Financial products to avoid

Which? reveals the top 10 money-wasting financial products that you’re better off without. 

With the cost of living putting pressure on many households’ budgets and people feeling the squeeze, it’s more important than ever that consumers are buying financial products that are good value for money.

Which? has found a number of financial products that consumers should avoid:

  1. Extended warranties – many electrical products are already covered by a manufacturer’s warranty, the Sale of Goods Act, or home insurance. A previous Which? investigation found that staff made exaggerated claims about what was covered.
  2. Charity credit cards – not the most efficient way to donate to a cause, you would need to spend £129,600 on a typical charity credit card in just a year in order to donate the average given by UK donors (£27 a month).
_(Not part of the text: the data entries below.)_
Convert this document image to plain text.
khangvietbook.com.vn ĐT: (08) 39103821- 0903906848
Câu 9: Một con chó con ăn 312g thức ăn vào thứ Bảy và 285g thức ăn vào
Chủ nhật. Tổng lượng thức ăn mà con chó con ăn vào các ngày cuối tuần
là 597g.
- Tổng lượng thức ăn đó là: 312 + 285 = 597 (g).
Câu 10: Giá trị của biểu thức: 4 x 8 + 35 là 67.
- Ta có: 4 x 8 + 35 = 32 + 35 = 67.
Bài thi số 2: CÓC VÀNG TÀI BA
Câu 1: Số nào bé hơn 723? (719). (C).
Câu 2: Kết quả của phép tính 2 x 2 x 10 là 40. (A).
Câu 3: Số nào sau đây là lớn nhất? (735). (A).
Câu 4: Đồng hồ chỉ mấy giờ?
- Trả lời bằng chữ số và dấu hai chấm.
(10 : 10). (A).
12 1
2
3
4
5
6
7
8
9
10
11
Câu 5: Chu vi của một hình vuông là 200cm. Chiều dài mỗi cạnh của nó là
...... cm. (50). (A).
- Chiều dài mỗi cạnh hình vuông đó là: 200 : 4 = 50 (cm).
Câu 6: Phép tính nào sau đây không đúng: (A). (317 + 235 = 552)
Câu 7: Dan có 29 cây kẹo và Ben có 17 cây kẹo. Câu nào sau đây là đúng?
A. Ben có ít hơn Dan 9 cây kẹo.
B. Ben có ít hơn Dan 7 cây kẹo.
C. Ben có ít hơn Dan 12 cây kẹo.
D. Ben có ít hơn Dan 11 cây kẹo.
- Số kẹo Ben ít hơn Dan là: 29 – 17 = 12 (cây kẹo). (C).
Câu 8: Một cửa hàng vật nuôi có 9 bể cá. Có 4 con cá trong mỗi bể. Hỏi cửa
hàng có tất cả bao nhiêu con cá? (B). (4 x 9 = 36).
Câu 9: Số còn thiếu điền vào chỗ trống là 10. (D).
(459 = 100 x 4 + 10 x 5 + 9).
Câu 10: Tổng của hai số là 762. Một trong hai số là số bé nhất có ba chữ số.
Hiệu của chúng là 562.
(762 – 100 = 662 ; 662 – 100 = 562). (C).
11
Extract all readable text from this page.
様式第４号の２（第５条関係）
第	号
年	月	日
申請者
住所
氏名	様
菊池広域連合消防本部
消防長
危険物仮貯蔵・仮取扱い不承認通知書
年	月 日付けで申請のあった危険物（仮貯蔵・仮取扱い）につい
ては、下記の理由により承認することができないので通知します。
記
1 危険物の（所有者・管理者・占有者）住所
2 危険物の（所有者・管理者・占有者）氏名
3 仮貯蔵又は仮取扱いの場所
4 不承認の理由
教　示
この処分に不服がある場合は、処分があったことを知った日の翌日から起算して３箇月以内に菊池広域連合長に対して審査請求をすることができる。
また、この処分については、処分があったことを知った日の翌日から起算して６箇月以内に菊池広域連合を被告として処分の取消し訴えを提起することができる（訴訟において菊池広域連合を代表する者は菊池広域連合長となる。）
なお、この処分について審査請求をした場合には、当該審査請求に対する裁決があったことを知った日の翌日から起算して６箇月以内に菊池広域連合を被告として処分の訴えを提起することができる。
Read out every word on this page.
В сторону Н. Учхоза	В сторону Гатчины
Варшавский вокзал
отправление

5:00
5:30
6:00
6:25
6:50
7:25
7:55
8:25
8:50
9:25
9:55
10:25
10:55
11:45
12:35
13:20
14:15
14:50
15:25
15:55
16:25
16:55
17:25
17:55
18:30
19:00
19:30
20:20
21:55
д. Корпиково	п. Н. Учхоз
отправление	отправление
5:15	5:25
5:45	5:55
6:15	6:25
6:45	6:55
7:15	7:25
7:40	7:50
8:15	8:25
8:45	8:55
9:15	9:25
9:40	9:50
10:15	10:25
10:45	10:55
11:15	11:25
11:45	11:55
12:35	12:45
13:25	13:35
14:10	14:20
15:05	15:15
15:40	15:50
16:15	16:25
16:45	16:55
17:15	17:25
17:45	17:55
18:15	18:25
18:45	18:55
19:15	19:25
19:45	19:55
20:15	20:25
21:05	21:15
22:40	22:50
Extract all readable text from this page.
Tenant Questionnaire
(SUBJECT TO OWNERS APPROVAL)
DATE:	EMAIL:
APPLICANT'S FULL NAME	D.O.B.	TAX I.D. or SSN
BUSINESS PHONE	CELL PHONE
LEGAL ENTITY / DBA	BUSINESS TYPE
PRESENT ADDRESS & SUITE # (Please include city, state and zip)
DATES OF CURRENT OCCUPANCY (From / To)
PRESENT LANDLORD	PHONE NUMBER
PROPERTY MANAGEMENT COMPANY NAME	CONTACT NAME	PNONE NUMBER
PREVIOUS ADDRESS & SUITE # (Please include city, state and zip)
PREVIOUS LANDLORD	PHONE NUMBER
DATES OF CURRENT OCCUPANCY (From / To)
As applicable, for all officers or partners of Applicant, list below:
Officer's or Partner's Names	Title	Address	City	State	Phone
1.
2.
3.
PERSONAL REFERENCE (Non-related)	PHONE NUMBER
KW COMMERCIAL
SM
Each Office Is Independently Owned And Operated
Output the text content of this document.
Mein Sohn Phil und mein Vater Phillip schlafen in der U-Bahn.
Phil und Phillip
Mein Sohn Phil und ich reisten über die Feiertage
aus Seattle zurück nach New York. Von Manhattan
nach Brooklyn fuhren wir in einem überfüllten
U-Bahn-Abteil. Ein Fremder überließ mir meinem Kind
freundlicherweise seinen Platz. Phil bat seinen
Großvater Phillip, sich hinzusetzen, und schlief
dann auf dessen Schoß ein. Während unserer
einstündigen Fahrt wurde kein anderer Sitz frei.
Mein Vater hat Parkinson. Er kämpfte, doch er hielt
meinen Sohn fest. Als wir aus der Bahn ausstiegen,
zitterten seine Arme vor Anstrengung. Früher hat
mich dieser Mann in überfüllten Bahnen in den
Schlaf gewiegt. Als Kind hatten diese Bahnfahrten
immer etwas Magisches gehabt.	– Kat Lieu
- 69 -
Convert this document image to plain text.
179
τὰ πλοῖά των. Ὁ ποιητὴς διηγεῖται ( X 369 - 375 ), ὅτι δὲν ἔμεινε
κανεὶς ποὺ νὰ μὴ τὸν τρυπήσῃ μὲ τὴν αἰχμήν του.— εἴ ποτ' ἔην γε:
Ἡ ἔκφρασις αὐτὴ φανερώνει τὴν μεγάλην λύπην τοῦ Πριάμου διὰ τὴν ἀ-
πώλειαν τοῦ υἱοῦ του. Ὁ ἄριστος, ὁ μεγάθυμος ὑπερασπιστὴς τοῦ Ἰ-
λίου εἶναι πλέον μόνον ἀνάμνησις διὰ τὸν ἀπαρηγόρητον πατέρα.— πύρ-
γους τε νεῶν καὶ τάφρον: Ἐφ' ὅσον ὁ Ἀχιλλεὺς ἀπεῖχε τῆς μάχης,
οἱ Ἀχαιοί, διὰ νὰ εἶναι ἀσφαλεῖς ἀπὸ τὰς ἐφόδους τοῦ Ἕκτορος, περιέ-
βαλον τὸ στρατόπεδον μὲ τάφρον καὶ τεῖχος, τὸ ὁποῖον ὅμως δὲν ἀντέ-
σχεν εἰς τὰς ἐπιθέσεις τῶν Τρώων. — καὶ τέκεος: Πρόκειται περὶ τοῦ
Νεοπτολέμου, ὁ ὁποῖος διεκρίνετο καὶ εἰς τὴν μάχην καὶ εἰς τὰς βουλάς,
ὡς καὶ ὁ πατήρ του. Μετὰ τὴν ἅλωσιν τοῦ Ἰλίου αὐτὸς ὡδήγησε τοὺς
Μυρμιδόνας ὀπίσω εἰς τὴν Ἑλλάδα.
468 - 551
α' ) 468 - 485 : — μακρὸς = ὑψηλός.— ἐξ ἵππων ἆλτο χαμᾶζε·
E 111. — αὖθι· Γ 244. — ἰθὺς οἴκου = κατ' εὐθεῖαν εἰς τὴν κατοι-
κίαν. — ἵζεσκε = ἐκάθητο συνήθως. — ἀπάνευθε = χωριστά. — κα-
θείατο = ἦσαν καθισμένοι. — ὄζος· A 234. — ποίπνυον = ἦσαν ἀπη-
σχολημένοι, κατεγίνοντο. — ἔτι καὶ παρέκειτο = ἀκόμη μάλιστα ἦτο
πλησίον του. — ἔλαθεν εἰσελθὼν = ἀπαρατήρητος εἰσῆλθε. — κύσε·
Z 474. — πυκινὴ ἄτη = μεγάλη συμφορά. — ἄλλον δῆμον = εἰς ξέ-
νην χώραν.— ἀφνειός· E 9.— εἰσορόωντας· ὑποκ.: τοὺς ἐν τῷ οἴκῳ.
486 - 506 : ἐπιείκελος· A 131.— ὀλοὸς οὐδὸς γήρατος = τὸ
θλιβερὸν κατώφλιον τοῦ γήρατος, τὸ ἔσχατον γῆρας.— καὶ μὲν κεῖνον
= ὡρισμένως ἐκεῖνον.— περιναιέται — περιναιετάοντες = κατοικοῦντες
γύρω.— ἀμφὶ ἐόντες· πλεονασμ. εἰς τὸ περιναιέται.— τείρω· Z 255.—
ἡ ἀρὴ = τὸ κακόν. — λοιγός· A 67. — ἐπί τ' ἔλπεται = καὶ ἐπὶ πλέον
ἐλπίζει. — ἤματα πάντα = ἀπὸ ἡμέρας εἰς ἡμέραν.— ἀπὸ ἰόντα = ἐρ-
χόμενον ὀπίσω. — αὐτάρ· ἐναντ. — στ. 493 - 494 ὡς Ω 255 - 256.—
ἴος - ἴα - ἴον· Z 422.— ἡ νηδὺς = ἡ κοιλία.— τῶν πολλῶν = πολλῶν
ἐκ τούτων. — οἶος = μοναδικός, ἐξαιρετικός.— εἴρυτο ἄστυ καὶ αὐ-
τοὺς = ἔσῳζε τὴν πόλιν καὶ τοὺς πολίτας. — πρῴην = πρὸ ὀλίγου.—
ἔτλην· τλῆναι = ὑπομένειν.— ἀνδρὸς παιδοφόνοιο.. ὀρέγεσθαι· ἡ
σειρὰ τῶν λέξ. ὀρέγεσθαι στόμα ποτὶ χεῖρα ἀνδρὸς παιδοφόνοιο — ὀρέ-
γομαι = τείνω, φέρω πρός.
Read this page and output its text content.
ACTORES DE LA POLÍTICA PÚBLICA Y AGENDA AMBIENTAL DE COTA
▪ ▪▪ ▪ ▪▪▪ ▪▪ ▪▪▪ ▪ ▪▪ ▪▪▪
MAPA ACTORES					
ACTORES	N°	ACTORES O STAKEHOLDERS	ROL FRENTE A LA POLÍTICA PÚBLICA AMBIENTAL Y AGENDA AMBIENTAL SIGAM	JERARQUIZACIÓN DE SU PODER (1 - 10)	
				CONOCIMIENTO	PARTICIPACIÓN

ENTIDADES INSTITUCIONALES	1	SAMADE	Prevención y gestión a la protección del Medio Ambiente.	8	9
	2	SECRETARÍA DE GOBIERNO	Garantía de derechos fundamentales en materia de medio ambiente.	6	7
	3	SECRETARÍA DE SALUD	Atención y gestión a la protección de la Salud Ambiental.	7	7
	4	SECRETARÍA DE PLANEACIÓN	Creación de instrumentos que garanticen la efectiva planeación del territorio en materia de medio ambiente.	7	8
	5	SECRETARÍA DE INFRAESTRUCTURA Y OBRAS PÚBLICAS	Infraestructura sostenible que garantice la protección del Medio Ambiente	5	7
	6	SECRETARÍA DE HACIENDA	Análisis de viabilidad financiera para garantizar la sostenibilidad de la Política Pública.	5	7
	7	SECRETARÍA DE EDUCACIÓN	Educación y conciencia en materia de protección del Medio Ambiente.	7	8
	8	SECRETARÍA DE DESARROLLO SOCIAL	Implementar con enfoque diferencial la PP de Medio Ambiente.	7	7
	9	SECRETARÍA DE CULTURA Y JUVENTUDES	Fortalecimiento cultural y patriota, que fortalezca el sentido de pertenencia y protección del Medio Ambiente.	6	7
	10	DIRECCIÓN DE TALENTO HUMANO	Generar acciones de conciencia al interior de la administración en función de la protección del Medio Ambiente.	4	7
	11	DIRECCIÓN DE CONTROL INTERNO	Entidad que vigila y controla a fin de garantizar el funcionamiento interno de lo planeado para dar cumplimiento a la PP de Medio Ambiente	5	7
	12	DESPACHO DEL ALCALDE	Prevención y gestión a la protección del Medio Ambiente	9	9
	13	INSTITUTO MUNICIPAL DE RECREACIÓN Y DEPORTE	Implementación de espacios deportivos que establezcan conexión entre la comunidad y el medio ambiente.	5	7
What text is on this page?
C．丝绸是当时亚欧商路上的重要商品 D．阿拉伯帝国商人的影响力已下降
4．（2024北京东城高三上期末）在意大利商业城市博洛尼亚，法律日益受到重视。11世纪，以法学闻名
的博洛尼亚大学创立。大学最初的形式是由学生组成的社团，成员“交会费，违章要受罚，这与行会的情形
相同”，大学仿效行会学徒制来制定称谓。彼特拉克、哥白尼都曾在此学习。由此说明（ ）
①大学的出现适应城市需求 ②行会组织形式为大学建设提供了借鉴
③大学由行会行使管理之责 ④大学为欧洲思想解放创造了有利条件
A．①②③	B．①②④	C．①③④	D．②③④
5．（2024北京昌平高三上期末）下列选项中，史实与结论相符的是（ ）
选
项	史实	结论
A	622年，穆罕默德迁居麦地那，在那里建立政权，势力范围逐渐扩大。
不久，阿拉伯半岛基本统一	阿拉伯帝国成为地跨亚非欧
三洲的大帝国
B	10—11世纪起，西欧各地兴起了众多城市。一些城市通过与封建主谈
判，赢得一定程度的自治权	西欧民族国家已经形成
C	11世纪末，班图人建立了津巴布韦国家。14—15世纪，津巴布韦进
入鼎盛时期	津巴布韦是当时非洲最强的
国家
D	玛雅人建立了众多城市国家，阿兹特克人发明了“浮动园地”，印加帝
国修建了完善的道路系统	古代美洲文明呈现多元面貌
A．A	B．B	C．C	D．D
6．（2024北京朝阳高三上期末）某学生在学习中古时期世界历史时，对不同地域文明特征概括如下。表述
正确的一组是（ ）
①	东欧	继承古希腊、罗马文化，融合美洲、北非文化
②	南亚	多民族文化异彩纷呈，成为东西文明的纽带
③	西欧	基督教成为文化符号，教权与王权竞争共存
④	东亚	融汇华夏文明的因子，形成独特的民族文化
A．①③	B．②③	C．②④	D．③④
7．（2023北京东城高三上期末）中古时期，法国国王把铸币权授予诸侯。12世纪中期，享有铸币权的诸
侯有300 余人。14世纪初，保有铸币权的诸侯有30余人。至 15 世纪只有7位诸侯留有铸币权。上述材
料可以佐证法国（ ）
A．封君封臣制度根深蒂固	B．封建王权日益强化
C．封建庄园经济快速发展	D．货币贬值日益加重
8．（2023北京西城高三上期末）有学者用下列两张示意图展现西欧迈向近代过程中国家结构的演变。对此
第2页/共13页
You’d be able to give more by taking out the best cashback credit card and donating the cashback.
  3. Gift cards or vouchers – if the company goes bust there’s no guarantee consumers will still be able to use them, so cash or cheque maybe a safer bet.
  4. Healthcare cash plans –someone with fairly low level health needs could end up paying more in premiums than you get in benefits and in our scenario would be on average £1,023 down over five years. It may be better to self-insure.
  5. ID fraud-protection policies – the benefits are often not worth paying for as consumers are covered by their banks for losses due to fraud. People can also check for any unusual activity on their £2 statutory credit report. This is a product that has been mis-sold in the past.
  6. Expensive tracker funds – some funds charge three times more than the cheapest to manage investors’ money which can have a big impact on returns. Consumers should switch providers if they’re paying over the odds.
  7. Structured deposit schemes – these are sometimes sold without proper advice and charges are not made clear. Some schemes don’t achieve the returns that they advertise and aren’t likely to. We want the Financial Conduct Authority to ban misleading adverts and to stop banks getting commission for recommending them.
  8. Over-50s insurance plans – plans often pay out less than you could save over the same period. A 60-year old non-smoker, paying premiums of £15 a month, would qualify for an average pay out of £3,334 after 30 years, but it would only take around 15 years to beat this by investing in a cash Isa with 3% interest on average.
  9. Paid-for debt management – debt charities such as StepChange offer good-quality and impartial advice for free, so there’s no need to pay for this.
  10. Card protection – people are already protected against being a victim of fraud, and the extra benefits such as key cover can often be found more cheaply elsewhere. Another product that was mis-sold.

Which? executive director, Richard Lloyd said:

“There are still far too many financial products on the market that are risky or offer poor value for money and some that are being mis-sold to consumers. We want the financial regulator to take tough action and crackdown where it finds evidence of poor practice.”

Notes to editors: 

  1. To see a copy of the full magazine article please visit the downloads section.
  2. The average monthly amount donated to UK charities (£27) is taken from the ‘UK Giving 2012’ report from the Charities Aid Foundation.
  3. The cost of the healthcare cash plans is based on the cost of someone with fairly low level health needs over five years with the five biggest providers [source: Mintel, 2012]: Simplyhealth, Westfield, BHSF, Healthshield, HSF Health Plan.
  4. The average pay out for over-50s plans is based on calculations using our scenario of a 60 year old non-smoker with 14 providers: RIAS, Engage Mutual, Shepherds Friendly, Legal & General, Sainsbury’s, Post Office, Saga, LV=, Standard Life, Tesco, Aviva, AA, ASDA, Sun Life Direct (AXA).